Tomáš Heřman

Personal information
- Date of birth: 23 November 1969 (age 56)
- Place of birth: Czechoslovakia
- Position: Striker

Senior career*
- Years: Team / Apps / (Gls)
- 1990–1991: Chomutov /  / (14)
- 1991–1992: Slavia Prague / 1 / (0)
- 1993–1998: Viktoria Plzeň / 126 / (24)
- 1998–1999: Teplice / 16 / (1)
- 1999–2001: Turnhout / 52 / (28)
- 2001–2003: RAEC Mons / 39 / (16)
- 2003–2005: Kortijk / 38 / (13)

= Tomáš Heřman =

Czech footballer (born 1969)

Tomáš Heřman (born 23 November 1969) is a Czech former footballer.

==Early life==
He is the son of a Czech footballer.
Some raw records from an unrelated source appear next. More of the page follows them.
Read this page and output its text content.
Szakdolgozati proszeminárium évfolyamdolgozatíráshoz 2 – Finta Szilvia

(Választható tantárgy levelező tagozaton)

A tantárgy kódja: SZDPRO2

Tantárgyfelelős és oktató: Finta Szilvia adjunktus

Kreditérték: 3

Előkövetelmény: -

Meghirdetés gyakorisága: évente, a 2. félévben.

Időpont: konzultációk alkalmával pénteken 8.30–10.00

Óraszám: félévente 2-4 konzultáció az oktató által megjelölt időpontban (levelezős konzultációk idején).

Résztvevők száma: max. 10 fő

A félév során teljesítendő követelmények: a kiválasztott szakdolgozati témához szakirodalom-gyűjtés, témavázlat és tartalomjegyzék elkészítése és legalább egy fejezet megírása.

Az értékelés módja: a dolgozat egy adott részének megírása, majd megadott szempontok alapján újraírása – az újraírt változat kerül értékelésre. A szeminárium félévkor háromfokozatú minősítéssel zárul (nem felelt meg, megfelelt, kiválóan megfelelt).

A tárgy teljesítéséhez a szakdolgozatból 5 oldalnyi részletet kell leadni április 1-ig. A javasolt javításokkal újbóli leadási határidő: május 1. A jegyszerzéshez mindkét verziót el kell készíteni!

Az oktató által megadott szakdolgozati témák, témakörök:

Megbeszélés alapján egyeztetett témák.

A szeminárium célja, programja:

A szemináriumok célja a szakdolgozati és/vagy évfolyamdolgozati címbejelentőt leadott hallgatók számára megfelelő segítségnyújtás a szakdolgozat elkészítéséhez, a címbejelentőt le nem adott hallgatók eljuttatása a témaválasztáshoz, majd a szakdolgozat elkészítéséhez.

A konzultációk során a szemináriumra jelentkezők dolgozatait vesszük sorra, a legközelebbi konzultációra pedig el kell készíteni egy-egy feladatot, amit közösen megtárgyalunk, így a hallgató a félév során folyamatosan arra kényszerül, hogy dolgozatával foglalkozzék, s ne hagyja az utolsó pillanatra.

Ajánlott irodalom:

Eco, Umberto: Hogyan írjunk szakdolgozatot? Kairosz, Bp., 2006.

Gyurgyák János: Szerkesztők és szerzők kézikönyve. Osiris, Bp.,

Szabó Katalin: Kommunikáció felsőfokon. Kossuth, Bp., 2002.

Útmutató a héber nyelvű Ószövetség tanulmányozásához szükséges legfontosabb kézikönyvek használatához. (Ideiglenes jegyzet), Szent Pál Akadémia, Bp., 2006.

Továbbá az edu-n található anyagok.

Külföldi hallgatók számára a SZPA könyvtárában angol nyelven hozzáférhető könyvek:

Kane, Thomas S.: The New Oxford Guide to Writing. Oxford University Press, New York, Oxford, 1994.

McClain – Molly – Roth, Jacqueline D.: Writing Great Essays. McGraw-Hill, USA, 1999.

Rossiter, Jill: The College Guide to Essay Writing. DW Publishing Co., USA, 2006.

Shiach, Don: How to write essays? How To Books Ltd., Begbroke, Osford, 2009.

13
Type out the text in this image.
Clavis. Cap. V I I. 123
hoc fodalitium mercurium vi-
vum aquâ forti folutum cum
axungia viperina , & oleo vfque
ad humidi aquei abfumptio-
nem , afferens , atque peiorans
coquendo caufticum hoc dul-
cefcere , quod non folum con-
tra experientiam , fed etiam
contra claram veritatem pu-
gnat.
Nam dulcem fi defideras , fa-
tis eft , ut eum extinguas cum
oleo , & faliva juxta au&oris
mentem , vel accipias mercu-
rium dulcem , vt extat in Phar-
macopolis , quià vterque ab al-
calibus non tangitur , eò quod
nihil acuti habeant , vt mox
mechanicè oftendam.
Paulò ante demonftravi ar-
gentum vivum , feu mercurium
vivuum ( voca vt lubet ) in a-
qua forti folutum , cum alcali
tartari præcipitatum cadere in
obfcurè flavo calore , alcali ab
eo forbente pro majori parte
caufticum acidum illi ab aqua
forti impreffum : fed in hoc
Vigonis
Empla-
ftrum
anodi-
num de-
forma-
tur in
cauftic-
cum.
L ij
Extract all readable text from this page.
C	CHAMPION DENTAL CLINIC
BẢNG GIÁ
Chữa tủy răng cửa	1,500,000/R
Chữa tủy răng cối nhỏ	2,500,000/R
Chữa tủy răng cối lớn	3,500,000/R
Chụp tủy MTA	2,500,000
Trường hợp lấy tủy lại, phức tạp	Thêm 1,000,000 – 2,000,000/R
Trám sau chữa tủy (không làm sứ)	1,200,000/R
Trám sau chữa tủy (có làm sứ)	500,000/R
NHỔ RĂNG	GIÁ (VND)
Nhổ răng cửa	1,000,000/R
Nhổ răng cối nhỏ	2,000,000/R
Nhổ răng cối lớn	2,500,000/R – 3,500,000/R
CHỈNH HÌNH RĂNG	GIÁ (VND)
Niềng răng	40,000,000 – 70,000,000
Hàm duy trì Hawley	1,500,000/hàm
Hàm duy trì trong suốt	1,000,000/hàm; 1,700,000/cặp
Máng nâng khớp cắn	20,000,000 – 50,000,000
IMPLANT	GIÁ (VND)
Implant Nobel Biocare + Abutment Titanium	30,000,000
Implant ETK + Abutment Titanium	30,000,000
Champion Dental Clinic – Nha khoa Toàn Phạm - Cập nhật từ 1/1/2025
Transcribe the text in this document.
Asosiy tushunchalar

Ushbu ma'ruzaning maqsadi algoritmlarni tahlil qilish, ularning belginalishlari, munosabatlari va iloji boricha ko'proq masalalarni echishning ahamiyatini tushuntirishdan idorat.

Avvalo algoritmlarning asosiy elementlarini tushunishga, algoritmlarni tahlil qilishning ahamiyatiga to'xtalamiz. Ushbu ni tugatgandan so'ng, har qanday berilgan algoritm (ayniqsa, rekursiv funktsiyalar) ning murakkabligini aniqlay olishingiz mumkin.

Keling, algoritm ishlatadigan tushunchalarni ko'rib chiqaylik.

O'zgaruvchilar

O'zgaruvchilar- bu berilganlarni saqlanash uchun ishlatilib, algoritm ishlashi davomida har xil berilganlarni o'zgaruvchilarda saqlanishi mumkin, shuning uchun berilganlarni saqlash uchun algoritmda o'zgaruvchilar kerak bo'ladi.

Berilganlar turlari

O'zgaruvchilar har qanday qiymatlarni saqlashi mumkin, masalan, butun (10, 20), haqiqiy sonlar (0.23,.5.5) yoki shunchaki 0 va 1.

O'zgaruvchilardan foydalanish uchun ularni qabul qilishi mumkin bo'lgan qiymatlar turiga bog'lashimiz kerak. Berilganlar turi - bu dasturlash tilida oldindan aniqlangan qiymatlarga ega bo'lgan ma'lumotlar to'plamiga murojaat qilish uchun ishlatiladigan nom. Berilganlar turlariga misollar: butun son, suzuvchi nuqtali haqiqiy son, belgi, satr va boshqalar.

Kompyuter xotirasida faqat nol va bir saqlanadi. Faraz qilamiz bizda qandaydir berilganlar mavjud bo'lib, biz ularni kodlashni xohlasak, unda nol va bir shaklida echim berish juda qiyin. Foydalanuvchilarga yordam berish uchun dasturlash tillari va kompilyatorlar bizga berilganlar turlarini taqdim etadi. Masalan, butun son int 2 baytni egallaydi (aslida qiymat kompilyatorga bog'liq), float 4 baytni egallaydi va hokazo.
He is a native of the north Bohemian region, Czech Republic.

==Career==
He started his career with FC Chomutov. In 1991, he signed for SK Slavia Prague. In 1993, he signed for FC Viktoria Plzeň. In 1998, he signed for FK Teplice. In 1999, he signed for Belgian side KFC Turnhout. In 2001, he signed for Belgian side RAEC Mons. In 2003, he signed for KV Kortijk. He retired from professional football in January 2005 and left for the German amateur club Heidenauer SV.

==Personal life==
He can speak English. He has been married.